Pennsylvania will transition its current Medicaid Home and Community Based Waiver (HCBS) services system to a system that delivers services in integrated settings.
In 2014 the Centers for Medicaid and Medicare (CMS) issued new regulations requiring states to comply with the integration mandates the Supreme Court articulated in Olmstead v. LLC. CMS administers the HCBS Waiver program that provides services for people with disabilities in the community as an alternative to institutionalization. The Public Interest Law Center has long fought to end institutionalization of people with disabilities.
CMS found that many HCBS waiver services are being provided in institution-like settings that limit participant’s access to the greater community. The 2014 Final Rule clarified states’ obligations to ensure services are provided in integrated settings that afford full access to the community, to the same extent as a person not receiving services. States must comply with the Final Rule by 2019.
CMS required each state to submit a plan on how it will transform its current service delivery system to new integrated models. These plans must first be published for public comment.
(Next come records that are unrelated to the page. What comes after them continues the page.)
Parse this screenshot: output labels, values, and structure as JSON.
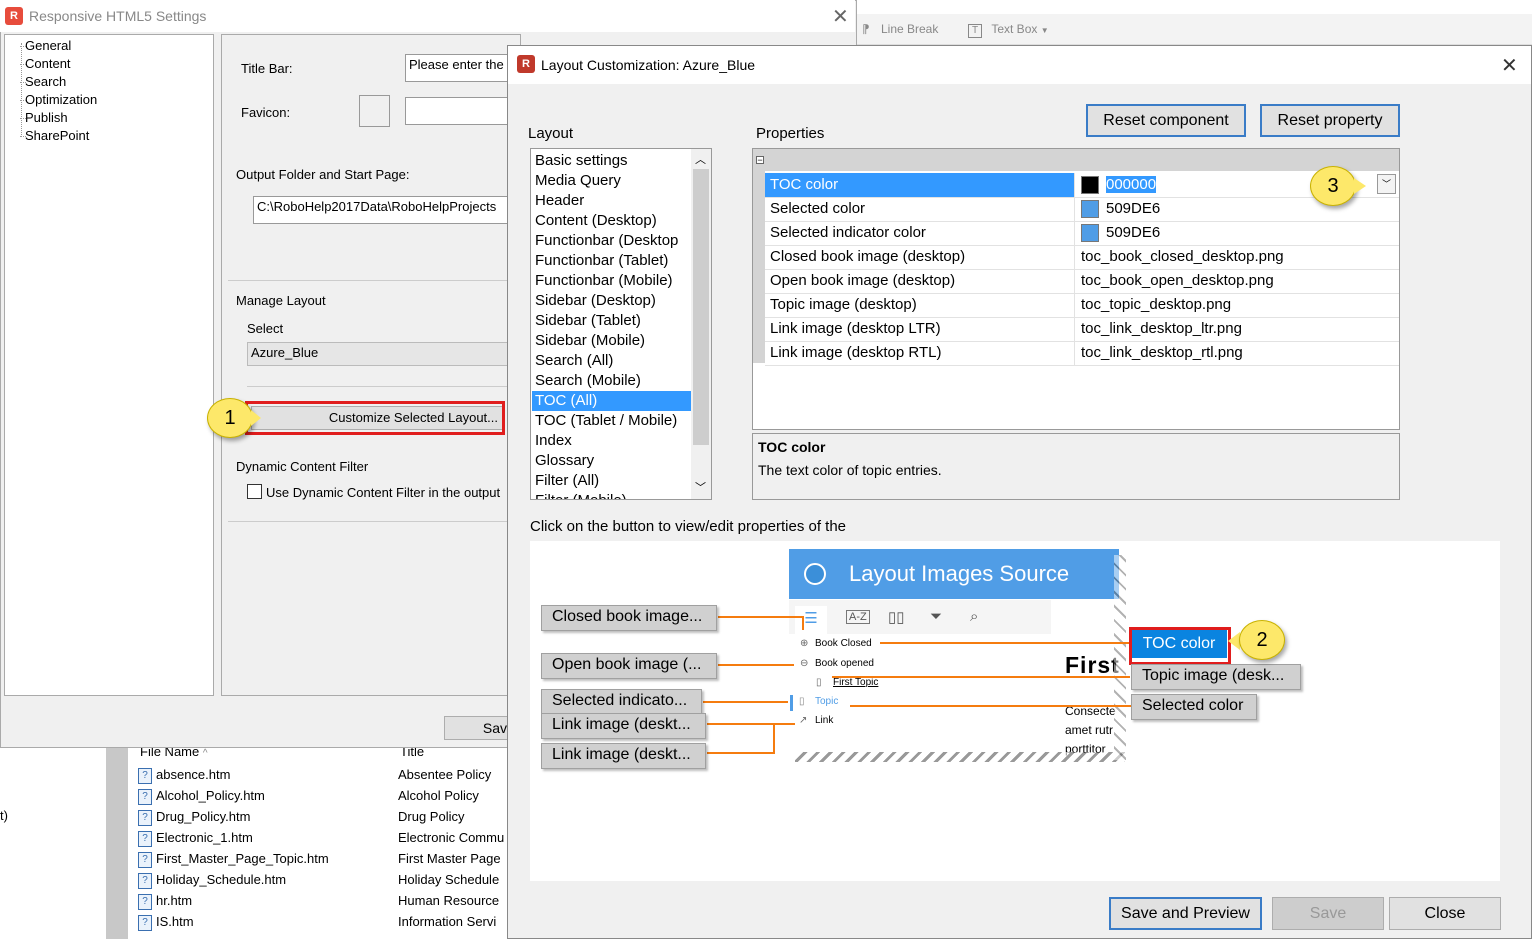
{
  "background": {
    "toolbar": {
      "line_break": "Line Break",
      "text_box": "Text Box"
    },
    "file_list": {
      "headers": {
        "file_name": "File Name",
        "title": "Title"
      },
      "rows": [
        {
          "file": "absence.htm",
          "title": "Absentee Policy"
        },
        {
          "file": "Alcohol_Policy.htm",
          "title": "Alcohol Policy"
        },
        {
          "file": "Drug_Policy.htm",
          "title": "Drug Policy"
        },
        {
          "file": "Electronic_1.htm",
          "title": "Electronic Commu"
        },
        {
          "file": "First_Master_Page_Topic.htm",
          "title": "First Master Page"
        },
        {
          "file": "Holiday_Schedule.htm",
          "title": "Holiday Schedule"
        },
        {
          "file": "hr.htm",
          "title": "Human Resource"
        },
        {
          "file": "IS.htm",
          "title": "Information Servi"
        }
      ],
      "left_fragment": "t)"
    }
  },
  "settings_dialog": {
    "title": "Responsive HTML5 Settings",
    "tree": [
      "General",
      "Content",
      "Search",
      "Optimization",
      "Publish",
      "SharePoint"
    ],
    "title_bar_label": "Title Bar:",
    "title_bar_value": "Please enter the",
    "favicon_label": "Favicon:",
    "output_label": "Output Folder and Start Page:",
    "output_value": "C:\\RoboHelp2017Data\\RoboHelpProjects",
    "manage_layout_label": "Manage Layout",
    "select_label": "Select",
    "select_value": "Azure_Blue",
    "customize_button": "Customize Selected Layout...",
    "dcf_label": "Dynamic Content Filter",
    "dcf_checkbox": "Use Dynamic Content Filter in the output",
    "save_button": "Sav"
  },
  "layout_dialog": {
    "title": "Layout Customization: Azure_Blue",
    "layout_label": "Layout",
    "properties_label": "Properties",
    "reset_component": "Reset component",
    "reset_property": "Reset property",
    "layout_items": [
      "Basic settings",
      "Media Query",
      "Header",
      "Content (Desktop)",
      "Functionbar (Desktop",
      "Functionbar (Tablet)",
      "Functionbar (Mobile)",
      "Sidebar (Desktop)",
      "Sidebar (Tablet)",
      "Sidebar (Mobile)",
      "Search (All)",
      "Search (Mobile)",
      "TOC (All)",
      "TOC (Tablet / Mobile)",
      "Index",
      "Glossary",
      "Filter (All)",
      "Filter (Mobile)"
    ],
    "selected_layout": "TOC (All)",
    "properties": [
      {
        "name": "TOC color",
        "value": "000000",
        "color": "#000000",
        "selected": true
      },
      {
        "name": "Selected color",
        "value": "509DE6",
        "color": "#509DE6"
      },
      {
        "name": "Selected indicator color",
        "value": "509DE6",
        "color": "#509DE6"
      },
      {
        "name": "Closed book image (desktop)",
        "value": "toc_book_closed_desktop.png"
      },
      {
        "name": "Open book image (desktop)",
        "value": "toc_book_open_desktop.png"
      },
      {
        "name": "Topic image (desktop)",
        "value": "toc_topic_desktop.png"
      },
      {
        "name": "Link image (desktop LTR)",
        "value": "toc_link_desktop_ltr.png"
      },
      {
        "name": "Link image (desktop RTL)",
        "value": "toc_link_desktop_rtl.png"
      }
    ],
    "description_title": "TOC color",
    "description_text": "The text color of topic entries.",
    "instruction": "Click on the button to view/edit properties of the",
    "buttons": {
      "save_preview": "Save and Preview",
      "save": "Save",
      "close": "Close"
    }
  },
  "preview": {
    "header_title": "Layout Images Source",
    "toc_items": [
      "Book Closed",
      "Book opened",
      "First Topic",
      "Topic",
      "Link"
    ],
    "content_heading": "First",
    "content_text": [
      "Consecte",
      "amet rutr",
      "porttitor"
    ],
    "left_buttons": [
      "Closed book image...",
      "Open book image (...",
      "Selected indicato...",
      "Link image (deskt...",
      "Link image (deskt..."
    ],
    "right_buttons": {
      "toc_color": "TOC color",
      "topic_image": "Topic image (desk...",
      "selected_color": "Selected color"
    },
    "accent_color": "#509DE6",
    "arrow_color": "#F57C0F"
  },
  "callouts": [
    "1",
    "2",
    "3"
  ]
}
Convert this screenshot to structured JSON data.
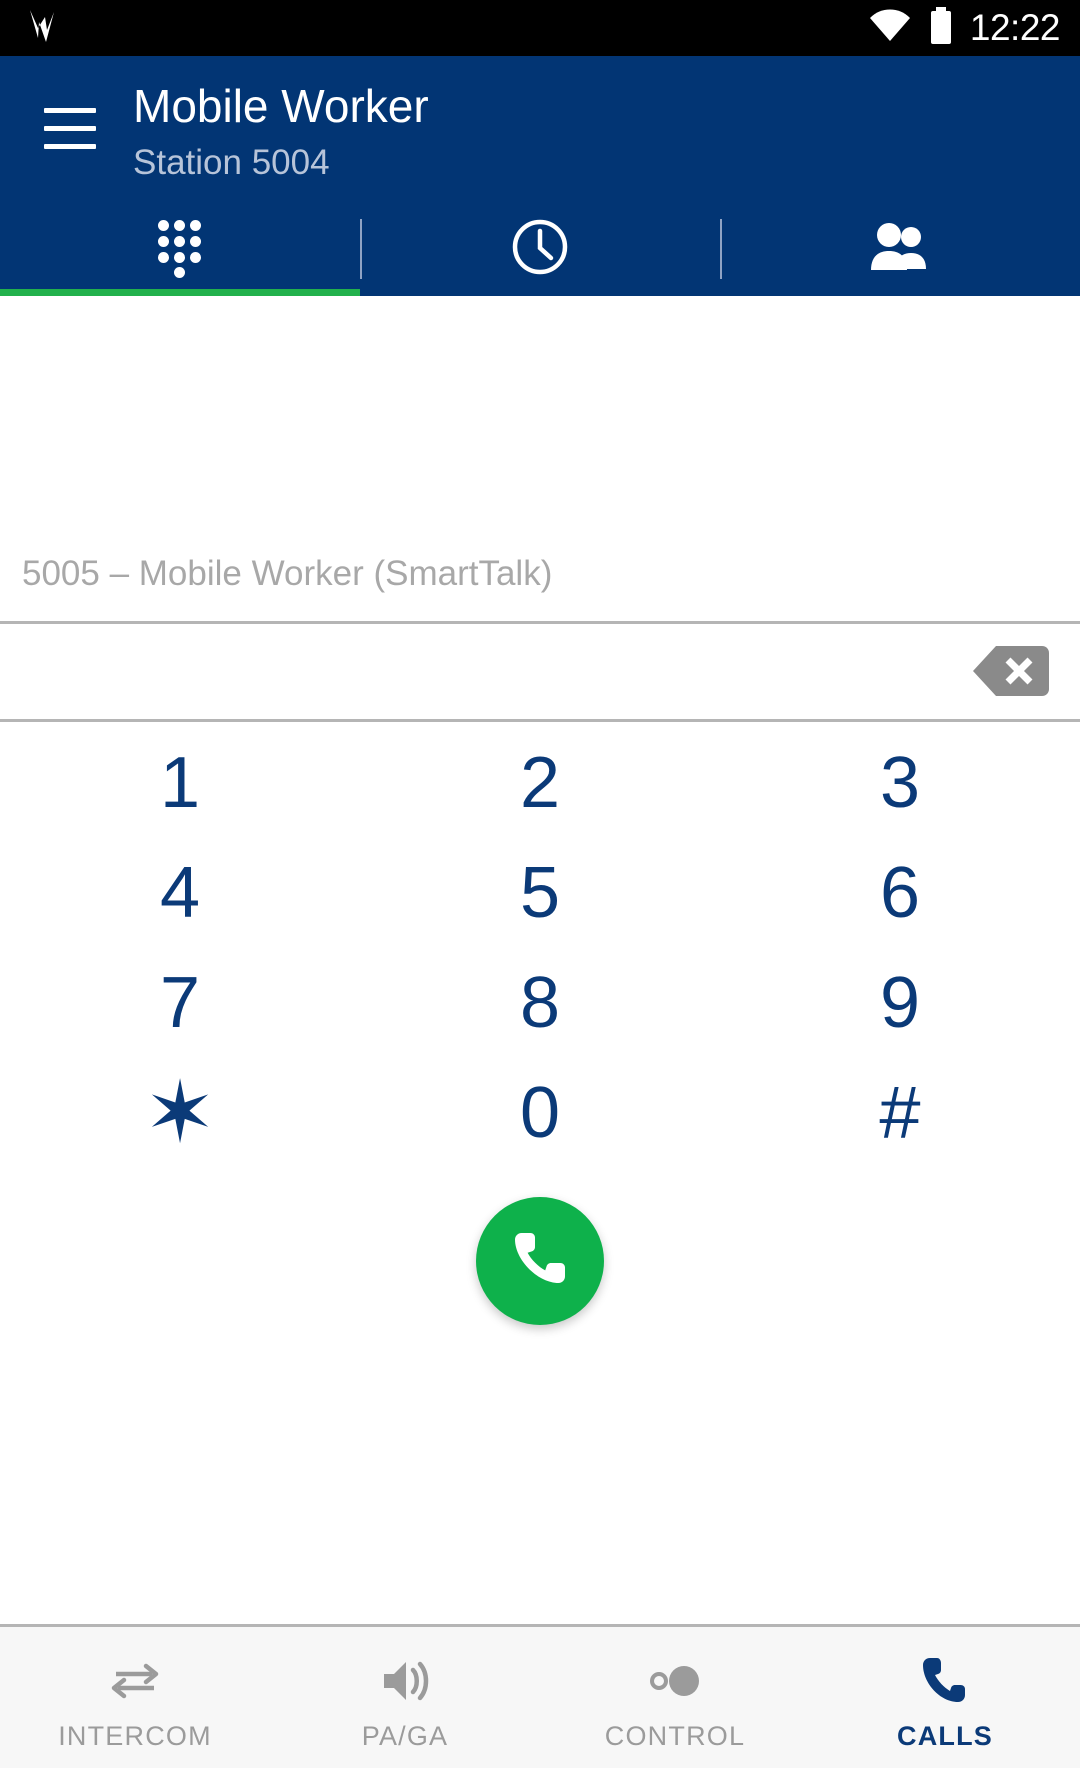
{
  "status_bar": {
    "time": "12:22",
    "icons": [
      "notification-arrow-icon",
      "wifi-icon",
      "battery-full-icon"
    ],
    "background": "#000000"
  },
  "app_bar": {
    "title": "Mobile Worker",
    "subtitle": "Station 5004",
    "menu_icon": "hamburger-menu-icon",
    "background": "#023574",
    "accent": "#22b14c"
  },
  "top_tabs": {
    "active_index": 0,
    "items": [
      {
        "label": "",
        "icon": "dialpad-icon",
        "active": true
      },
      {
        "label": "",
        "icon": "clock-recents-icon",
        "active": false
      },
      {
        "label": "",
        "icon": "contacts-people-icon",
        "active": false
      }
    ]
  },
  "dialer": {
    "suggestion_number": "5005",
    "suggestion_separator": " – ",
    "suggestion_name": "Mobile Worker (SmartTalk)",
    "suggestion_full": "5005  – Mobile Worker (SmartTalk)",
    "input_value": "",
    "input_placeholder": "",
    "backspace_icon": "backspace-delete-icon",
    "backspace_color": "#8a8a8a",
    "key_color": "#0b3a78",
    "keys": [
      [
        "1",
        "2",
        "3"
      ],
      [
        "4",
        "5",
        "6"
      ],
      [
        "7",
        "8",
        "9"
      ],
      [
        "✶",
        "0",
        "#"
      ]
    ],
    "call_button": {
      "icon": "phone-call-icon",
      "color": "#0eb14b",
      "label": ""
    }
  },
  "bottom_nav": {
    "active_index": 3,
    "items": [
      {
        "label": "INTERCOM",
        "icon": "swap-arrows-icon",
        "active": false
      },
      {
        "label": "PA/GA",
        "icon": "volume-speaker-icon",
        "active": false
      },
      {
        "label": "CONTROL",
        "icon": "toggle-control-icon",
        "active": false
      },
      {
        "label": "CALLS",
        "icon": "phone-handset-icon",
        "active": true
      }
    ],
    "background": "#f7f7f7",
    "active_color": "#0b3a78",
    "inactive_color": "#9b9b9b"
  }
}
We are troubled that two years after the Final Rule, Pennsylvania still has not stated what it means to be an integrated setting. Accordingly, the Plan does not state any goals other than “compliance” with CMS rules. Pennsylvania has also represented to CMS that none of its regulations, policies or licensing requirements are in conflict with the integration mandates. Yet Pennsylvania requires many services, such as licensed day habitation and prevocational services, be provided in licensed settings that serve exclusively people with disabilities. Pennsylvania must articulate an integration standard, provide guidance on those standards, and create a plan to transition providers with facility-based programs to community-based services. There is a lot of work to do before 2019 and Pennsylvania has not even taken the first step.